NJ Gov.-elect Christie says he’ll review public pension laws following critical report

By Beth Defalco, AP
Thursday, December 24, 2009

NJ Gov.-elect to review public pension laws

TRENTON, N.J. — Gov.-elect Chris Christie is vowing to scrutinize New Jersey’s pension laws in the wake of a report that questions how a private lawyer could have held 12 part-time public jobs giving him pension benefits totaling more than $100,000 a year.

The lawyer, Michael Angelini, who is also the Gloucester County Democratic Chairman, was the focus of a report last week by the state inspector general that questions whether he was qualified to join the pension system at all.

At one point, in 2003, he represented seven government entities at once. However, the report said he often assigned the work to associates at his law firm, “suggesting that the entities hired a law firm not an employee.”

“This is the insanity that people sent me to Trenton to fix and I’m going to fix it,” Christie said. “They shouldn’t be able to be paid for more than one public job.”

Angelini tried to cash in his pension after a law was passed last year that bans “independent contractors” from getting state pensions. His request was put on hold pending a review of the inspector general’s report by the Treasury Department.

The report, which was forwarded to the Attorney General’s Office, said Angelini had towns put him on the payroll by using “novel and contrived arrangements, often proposed by him.”

“It is reasonable to conclude that these payment structures were utilized to provide Angelini unwarranted pension benefits,” it said.

Angelini has worked part time as a public defender in East Greenwich and Monroe townships. He also has done legal work for other government entities including Gloucester County and several of its agencies, the South Jersey Transportation Authority, Mantua Township and the South Jersey Port Corp.

Angelini has not been charged with any illegal activity.

In a statement, he said he followed the rules in effect at the time and shouldn’t be penalized.

“Enrollment in the pension system was part of the compensation agreed to with the public entities which my law firm and I represented and pension eligibility was a factor in the business decision which we made in undertaking the representation,” Angelini said. While he was attorney of record for the government entities and the one who received the pension credits, he argued that the agencies were entitled to the full legal resources of his law firm.
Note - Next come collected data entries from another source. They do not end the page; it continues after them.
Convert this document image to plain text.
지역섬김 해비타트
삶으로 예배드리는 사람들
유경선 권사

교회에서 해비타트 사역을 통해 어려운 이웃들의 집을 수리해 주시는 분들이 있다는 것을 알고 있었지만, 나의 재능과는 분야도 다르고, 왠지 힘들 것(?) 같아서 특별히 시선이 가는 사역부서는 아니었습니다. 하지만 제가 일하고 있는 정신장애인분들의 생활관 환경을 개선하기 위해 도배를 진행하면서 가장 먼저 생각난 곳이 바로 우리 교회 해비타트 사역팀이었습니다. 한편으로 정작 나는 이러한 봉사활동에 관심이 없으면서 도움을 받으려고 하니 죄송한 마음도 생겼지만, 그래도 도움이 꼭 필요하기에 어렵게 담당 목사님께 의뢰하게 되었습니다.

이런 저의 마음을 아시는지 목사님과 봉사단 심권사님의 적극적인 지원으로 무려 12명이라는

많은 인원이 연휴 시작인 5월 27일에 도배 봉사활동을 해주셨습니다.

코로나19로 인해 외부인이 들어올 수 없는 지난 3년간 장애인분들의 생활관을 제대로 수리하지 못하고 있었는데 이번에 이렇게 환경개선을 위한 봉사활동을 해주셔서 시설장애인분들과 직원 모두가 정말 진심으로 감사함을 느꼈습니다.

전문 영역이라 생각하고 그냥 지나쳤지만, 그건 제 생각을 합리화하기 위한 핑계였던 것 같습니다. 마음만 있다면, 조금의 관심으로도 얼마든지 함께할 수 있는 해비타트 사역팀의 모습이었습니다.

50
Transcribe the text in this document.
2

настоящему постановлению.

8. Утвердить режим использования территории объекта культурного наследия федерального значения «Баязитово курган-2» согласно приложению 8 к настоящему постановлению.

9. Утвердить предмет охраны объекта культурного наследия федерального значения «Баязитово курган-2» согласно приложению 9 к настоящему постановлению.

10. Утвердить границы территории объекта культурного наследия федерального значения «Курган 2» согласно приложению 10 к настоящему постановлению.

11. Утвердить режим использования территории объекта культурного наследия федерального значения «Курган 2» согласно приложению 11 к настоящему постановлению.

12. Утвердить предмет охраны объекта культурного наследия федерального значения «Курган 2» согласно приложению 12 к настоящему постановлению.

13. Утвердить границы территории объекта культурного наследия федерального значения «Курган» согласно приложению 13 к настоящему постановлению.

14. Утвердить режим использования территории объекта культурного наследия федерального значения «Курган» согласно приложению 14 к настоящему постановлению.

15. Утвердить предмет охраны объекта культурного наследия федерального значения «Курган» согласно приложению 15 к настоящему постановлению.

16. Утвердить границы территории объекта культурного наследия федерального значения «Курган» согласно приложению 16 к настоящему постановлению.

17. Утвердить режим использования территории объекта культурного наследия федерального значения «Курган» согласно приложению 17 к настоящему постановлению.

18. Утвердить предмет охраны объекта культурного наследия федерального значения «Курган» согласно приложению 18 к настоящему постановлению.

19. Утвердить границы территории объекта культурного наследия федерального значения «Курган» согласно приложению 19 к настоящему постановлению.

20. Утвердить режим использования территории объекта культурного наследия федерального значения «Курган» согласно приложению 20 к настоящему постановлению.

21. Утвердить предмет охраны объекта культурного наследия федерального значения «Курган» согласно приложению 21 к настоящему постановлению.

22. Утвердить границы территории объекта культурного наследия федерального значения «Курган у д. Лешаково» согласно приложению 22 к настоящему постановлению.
Former state Sen. Wayne Bryant made a similar argument during his corruption trial last year. He was convicted of fraud for boosting his pension by taking another public-sector job at the Gloucester County Board of Social Services. Associates at his law firm did thousands of hours of work there, but he received pension credit for it.

Angelini testified for Bryant at the trial. For 20 years Angelini also worked part time at the Gloucester County Board of Social Services, where he earned more than $66,000 a year. At Bryant’s trial, Angelini told jurors that it was not unusual for law associates to help with legal work.

In New Jersey, it’s also not unusual for people to work at more than one government agency at the same time. Thousands of people do, according to 2005 Treasury Department figures. When those figures were released, 19 others with multiple jobs topped Angelini’s combined salaries.

Christie, the former U.S. Attorney for New Jersey, was in charge of Bryant’s prosecution.

He said that while he has only read media accounts of the report, he generally has no problems with people who have more than one public job as long as they are only being paid and receiving benefits for one job.

“I don’t want to preclude public employees from being involved in public office, but not two public paychecks,” Christie said, adding that he made running mate Kim Guadagno give up her part-time teaching job at Rutgers Law School.

“I told her, ‘If we win, you have to quit,’ Christie said. “So she cleaned out her office last Friday and she said that cost her, like, $50,000.”